Rooting into transplant pots:
You can use a similar method to root the plantlets directly into pots or cell packs.
This option will allow you to gather transplants even if you’re not ready to plant them in the ground.
It also makes for a more portable set of plants that can be moved and handled more easily. It requires no digging of the plant, and so it sets the plant up a little better. There is less disturbance and less risk of serious transplant shock with this method.
This method allows the plants to root even further before transplanting, too, and can result in larger transplants.
- Prepare single pots or cell packs with potting soil (cell packs are cheaper and more compact, but single pots are more flexible in terms of placement or arrangement in the strawberry patch)
- Moisten the soil
- Set the pot or cell pack near the end of the runner (or cluster of runners)
- Direct each plantlet to a single pot or single cell
- Use a landscape staple or bent wire or paperclip to hold the runner plant in place, in contact with the soil (or toss a little loose soil over the runner to weight it down)
- Leave the pot or cell pack sitting in the strawberry patch until the runner plants root
- Check daily, as these pots will dry out quickly and may require daily watering
- It is important to keep the soil moist so that roots can grow and so the plants and roots don’t dry out
- When the plants are well rooted (the plants don’t pull out when you tug on them), you can clip any remaining runners and take the pots out of the strawberry patch
- They can now be left to grow on further or transplanted into new strawberry beds
The benefit of this method is that most of the work is done for you. You can simply flip and transplant the potted strawberry plants when the time comes.
Timing for Rooting and Propagation and Planting the Next Strawberry Patch
There is some flexibility in the timing of when you need to root and plant your new plants.

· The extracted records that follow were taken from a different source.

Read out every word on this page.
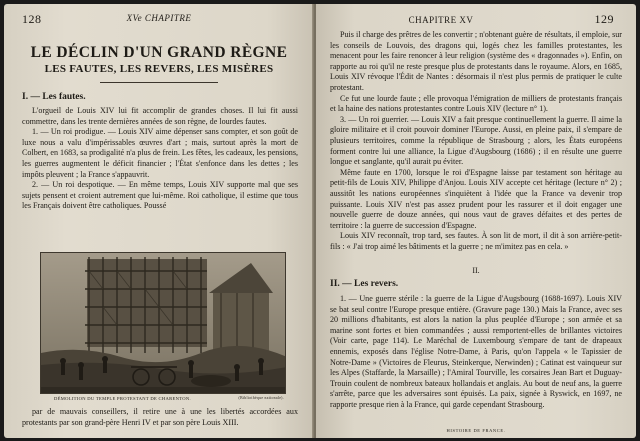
128	XVe CHAPITRE
LE DÉCLIN D'UN GRAND RÈGNE
LES FAUTES, LES REVERS, LES MISÈRES
I. — Les fautes.

L'orgueil de Louis XIV lui fit accomplir de grandes choses. Il lui fit aussi commettre, dans les trente dernières années de son règne, de lourdes fautes.

1. — Un roi prodigue. — Louis XIV aime dépenser sans compter, et son goût de luxe nous a valu d'impérissables œuvres d'art ; mais, surtout après la mort de Colbert, en 1683, sa prodigalité n'a plus de frein. Les fêtes, les cadeaux, les pensions, les guerres augmentent le déficit financier ; l'État s'enfonce dans les dettes ; les impôts pleuvent ; la France s'appauvrit.

2. — Un roi despotique. — En même temps, Louis XIV supporte mal que ses sujets pensent et croient autrement que lui-même. Roi catholique, il estime que tous les Français doivent être catholiques. Poussé

DÉMOLITION DU TEMPLE PROTESTANT DE CHARENTON.	(Bibliothèque nationale).

par de mauvais conseillers, il retire une à une les libertés accordées aux protestants par son grand-père Henri IV et par son père Louis XIII.

CHAPITRE XV	129

Puis il charge des prêtres de les convertir ; n'obtenant guère de résultats, il emploie, sur les conseils de Louvois, des dragons qui, logés chez les familles protestantes, les menacent pour les faire renoncer à leur religion (système des « dragonnades »). Enfin, on rapporte au roi qu'il ne reste presque plus de protestants dans le royaume. Alors, en 1685, Louis XIV révoque l'Édit de Nantes : désormais il n'est plus permis de pratiquer le culte protestant.

Ce fut une lourde faute ; elle provoqua l'émigration de milliers de protestants français et la haine des nations protestantes contre Louis XIV (lecture n° 1).

3. — Un roi guerrier. — Louis XIV a fait presque continuellement la guerre. Il aime la gloire militaire et il croit pouvoir dominer l'Europe. Aussi, en pleine paix, il s'empare de plusieurs territoires, comme la république de Strasbourg ; alors, les États européens forment contre lui une alliance, la Ligue d'Augsbourg (1686) ; il en résulte une guerre longue et sanglante, qu'il aurait pu éviter.

Même faute en 1700, lorsque le roi d'Espagne laisse par testament son héritage au petit-fils de Louis XIV, Philippe d'Anjou. Louis XIV accepte cet héritage (lecture n° 2) ; aussitôt les nations européennes s'inquiètent à l'idée que la France va devenir trop puissante. Louis XIV n'est pas assez prudent pour les rassurer et il doit engager une nouvelle guerre de douze années, qui nous vaut de graves défaites et des pertes de territoire : la guerre de succession d'Espagne.

Louis XIV reconnaît, trop tard, ses fautes. À son lit de mort, il dit à son arrière-petit-fils : « J'ai trop aimé les bâtiments et la guerre ; ne m'imitez pas en cela. »

II.
II. — Les revers.

1. — Une guerre stérile : la guerre de la Ligue d'Augsbourg (1688-1697). Louis XIV se bat seul contre l'Europe presque entière. (Gravure page 130.) Mais la France, avec ses 20 millions d'habitants, est alors la nation la plus peuplée d'Europe ; son armée et sa marine sont fortes et bien commandées ; aussi remportent-elles de brillantes victoires (Voir carte, page 114). Le Maréchal de Luxembourg s'empare de tant de drapeaux ennemis, exposés dans l'église Notre-Dame, à Paris, qu'on l'appela « le Tapissier de Notre-Dame » (Victoires de Fleurus, Steinkerque, Nerwinden) ; Catinat est vainqueur sur les Alpes (Staffarde, la Marsaille) ; l'Amiral Tourville, les corsaires Jean Bart et Duguay-Trouin coulent de nombreux bateaux hollandais et anglais. Au bout de neuf ans, la guerre s'arrête, parce que les adversaires sont épuisés. La paix, signée à Ryswick, en 1697, ne rapporte presque rien à la France, qui garde cependant Strasbourg.

HISTOIRE DE FRANCE.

The earlier you root what you need for your new bed, the better. This gives you time enough to root and gather enough runner plants to set up your new bed. And time before winter for the plants to get as strong as possible.
Plant the new bed in the season before you expect the old one to be retired and reclaimed. That way, the new plants will be ready to produce next year with no loss of harvest.
If any flowers form on the new transplants, pinch them off so the plants will develop and focus on root growth.
Transplants should have at least six weeks to root before frost and freezes send them into winter dormancy.
Be sure to mulch the new plants to keep the young roots protected over the winter. Once the ground freezes, provide an extra layer of three inches of straw mulch to the new plants (pull this back when spring comes).
If you do this every few years, as your bed needs replacing, you will always be in beautiful berries. And you’ll never have to buy strawberry plants again!